Ntvnews.id, Jakarta - Aksi teror terhadap Majalah Tempo, berupa kiriman kepala babi dan bangkai tikus, merupakan ancaman serius bagi demokrasi. Tindakan semacam ini tidak boleh dibiarkan dan harus segera ditindaklanjuti oleh aparat penegak hukum untuk mengungkap siapa dalang di balik teror ini.
"Saya mengutuk pelaku teror terhadap Majalah Tempo. Saya tidak pernah setuju cara-cara biadab seperti itu,"ujar Wakil Menteri Ketenagakerjaan (Wamenaker), Immanuel Ebenezer, di Jakarta pada Minggu, 23 Maret 2025.
Aktivis 98 yang dikenal dengan panggilan Noel menegaskan bahwa pers nasional telah berjuang keras dalam membangun demokrasi di Indonesia. Dengan pengorbanan besar yang telah dilakukan, sangat tidak pantas jika masih ada upaya intimidasi terhadap pers.
"Dalam semua sequence (urutan) perjuangan demokrasi nasional, pers sebagai Pilar Demokrasi Keempat, selalu menjadi katalisator. Maka teror terhadap Majalah Tempo adalah perbuatan biadab," tegasnya.
Di sisi lain, Noel menyoroti bahwa pemerintahan Prabowo-Gibran selalu menunjukkan keterbukaan terhadap kritik. Pemerintah saat ini menerima berbagai masukan dengan sikap demokratis dan tidak alergi terhadap kritik.
Kantor Tempo mendapat kiriman kepala babi pada 19 Maret 2025. Kepala babi tersebut dibungkus kotak kardus yang dilapisi styrofoam. Kotak berisi kepala babi tersebut ditujukan kepada “Cica”. Di Tempo, Cica adalah nama panggilan Francisca Christy Ros (DOKUMENTASI)
Sebagaimana diketahui, pada Rabu, 19 Maret sore, sebuah paket dalam kardus berlapis styrofoam dikirimkan ke kantor Grup Tempo di Jalan Palmerah Barat, Jakarta Selatan. Paket tersebut ditujukan kepada wartawan Desk Politik Tempo, Francisca Christy Rosana (Cica).
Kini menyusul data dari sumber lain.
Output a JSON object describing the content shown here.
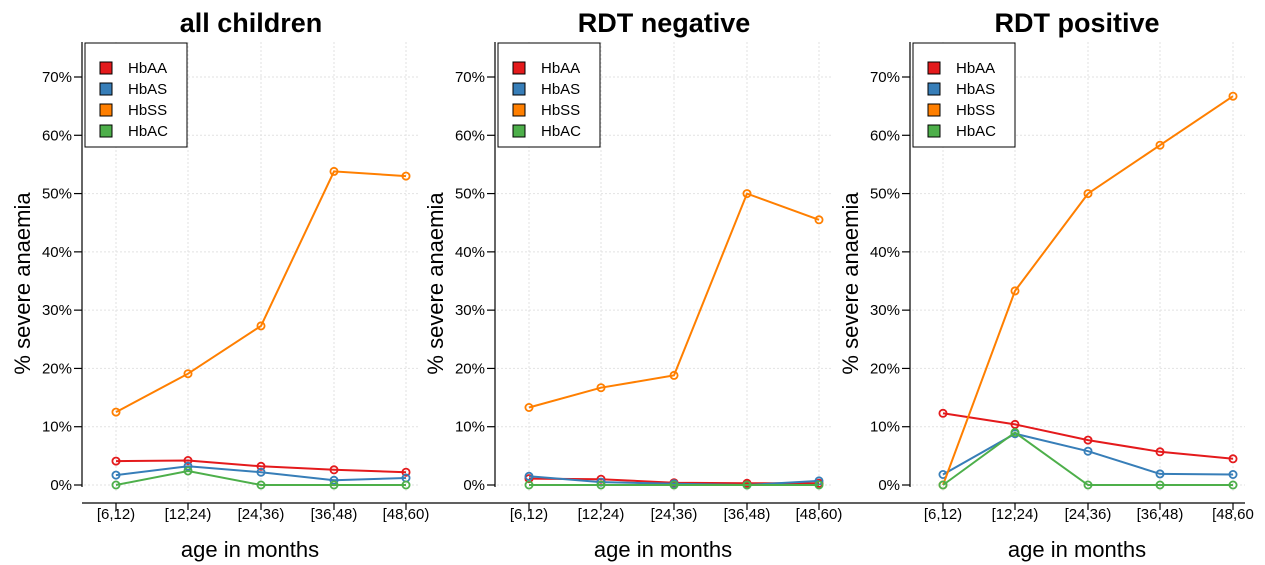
{
  "chart_data": [
    {
      "type": "line",
      "title": "all children",
      "xlabel": "age in months",
      "ylabel": "% severe anaemia",
      "categories": [
        "[6,12)",
        "[12,24)",
        "[24,36)",
        "[36,48)",
        "[48,60)"
      ],
      "y_ticks": [
        "0%",
        "10%",
        "20%",
        "30%",
        "40%",
        "50%",
        "60%",
        "70%"
      ],
      "ylim": [
        0,
        75
      ],
      "grid": true,
      "legend_position": "top-left",
      "series": [
        {
          "name": "HbAA",
          "color": "#E41A1C",
          "values": [
            4.1,
            4.2,
            3.2,
            2.6,
            2.2
          ]
        },
        {
          "name": "HbAS",
          "color": "#377EB8",
          "values": [
            1.7,
            3.2,
            2.2,
            0.8,
            1.2
          ]
        },
        {
          "name": "HbSS",
          "color": "#FF7F00",
          "values": [
            12.5,
            19.1,
            27.3,
            53.8,
            53.0
          ]
        },
        {
          "name": "HbAC",
          "color": "#4DAF4A",
          "values": [
            0.0,
            2.4,
            0.0,
            0.0,
            0.0
          ]
        }
      ]
    },
    {
      "type": "line",
      "title": "RDT negative",
      "xlabel": "age in months",
      "ylabel": "% severe anaemia",
      "categories": [
        "[6,12)",
        "[12,24)",
        "[24,36)",
        "[36,48)",
        "[48,60)"
      ],
      "y_ticks": [
        "0%",
        "10%",
        "20%",
        "30%",
        "40%",
        "50%",
        "60%",
        "70%"
      ],
      "ylim": [
        0,
        75
      ],
      "grid": true,
      "legend_position": "top-left",
      "series": [
        {
          "name": "HbAA",
          "color": "#E41A1C",
          "values": [
            1.1,
            1.0,
            0.4,
            0.3,
            0.3
          ]
        },
        {
          "name": "HbAS",
          "color": "#377EB8",
          "values": [
            1.5,
            0.5,
            0.2,
            0.0,
            0.7
          ]
        },
        {
          "name": "HbSS",
          "color": "#FF7F00",
          "values": [
            13.3,
            16.7,
            18.8,
            50.0,
            45.5
          ]
        },
        {
          "name": "HbAC",
          "color": "#4DAF4A",
          "values": [
            0.0,
            0.0,
            0.0,
            0.0,
            0.0
          ]
        }
      ]
    },
    {
      "type": "line",
      "title": "RDT positive",
      "xlabel": "age in months",
      "ylabel": "% severe anaemia",
      "categories": [
        "[6,12)",
        "[12,24)",
        "[24,36)",
        "[36,48)",
        "[48,60"
      ],
      "y_ticks": [
        "0%",
        "10%",
        "20%",
        "30%",
        "40%",
        "50%",
        "60%",
        "70%"
      ],
      "ylim": [
        0,
        75
      ],
      "grid": true,
      "legend_position": "top-left",
      "series": [
        {
          "name": "HbAA",
          "color": "#E41A1C",
          "values": [
            12.3,
            10.4,
            7.7,
            5.7,
            4.5
          ]
        },
        {
          "name": "HbAS",
          "color": "#377EB8",
          "values": [
            1.8,
            8.8,
            5.8,
            1.9,
            1.8
          ]
        },
        {
          "name": "HbSS",
          "color": "#FF7F00",
          "values": [
            0.0,
            33.3,
            50.0,
            58.3,
            66.7
          ]
        },
        {
          "name": "HbAC",
          "color": "#4DAF4A",
          "values": [
            0.0,
            9.0,
            0.0,
            0.0,
            0.0
          ]
        }
      ]
    }
  ]
}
Saat dibuka, paket tersebut berisi kepala babi tanpa kuping.
Pengirim paket diketahui mengendarai sepeda motor matic berwarna putih, mengenakan jaket hitam dan celana jins, serta memakai helm ojek online.
Tak berhenti di situ, pada Sabtu, 22 Maret 2025, sekitar pukul 02.11 WIB, Tempo kembali menjadi sasaran teror. Kali ini, seseorang melemparkan sebuah kardus berisi enam bangkai tikus yang kepalanya telah dipenggal. Kardus tersebut dibungkus dengan kertas kado dan ditemukan oleh petugas kebersihan Tempo.
"Ada adagium yang berkata: tidak ada kejahatan yang sempurna. Dengan adanya rekaman CCTV, maka teknologi face recognition (pengenalan wajah) milik Polri, seharusnya bisa mengungkap siapa pelaku teror ini,"ujar Noel.
Noel menegaskan bahwa pelaku tidak bisa hanya diberikan pengampunan, tetapi harus diproses hukum hingga tuntas. Aksi teror ini telah mengguncang demokrasi dan menarik perhatian pers nasional maupun internasional.
"Peristiwa ini sungguh mempermalukan demokrasi Indonesia. Maka demi penghormatan terhadap demokrasi dan Pasal 28 Undang-Undang Dasar (UUD) 1945, pelaku harus ditemukan dan diproses secara hukum," katanya.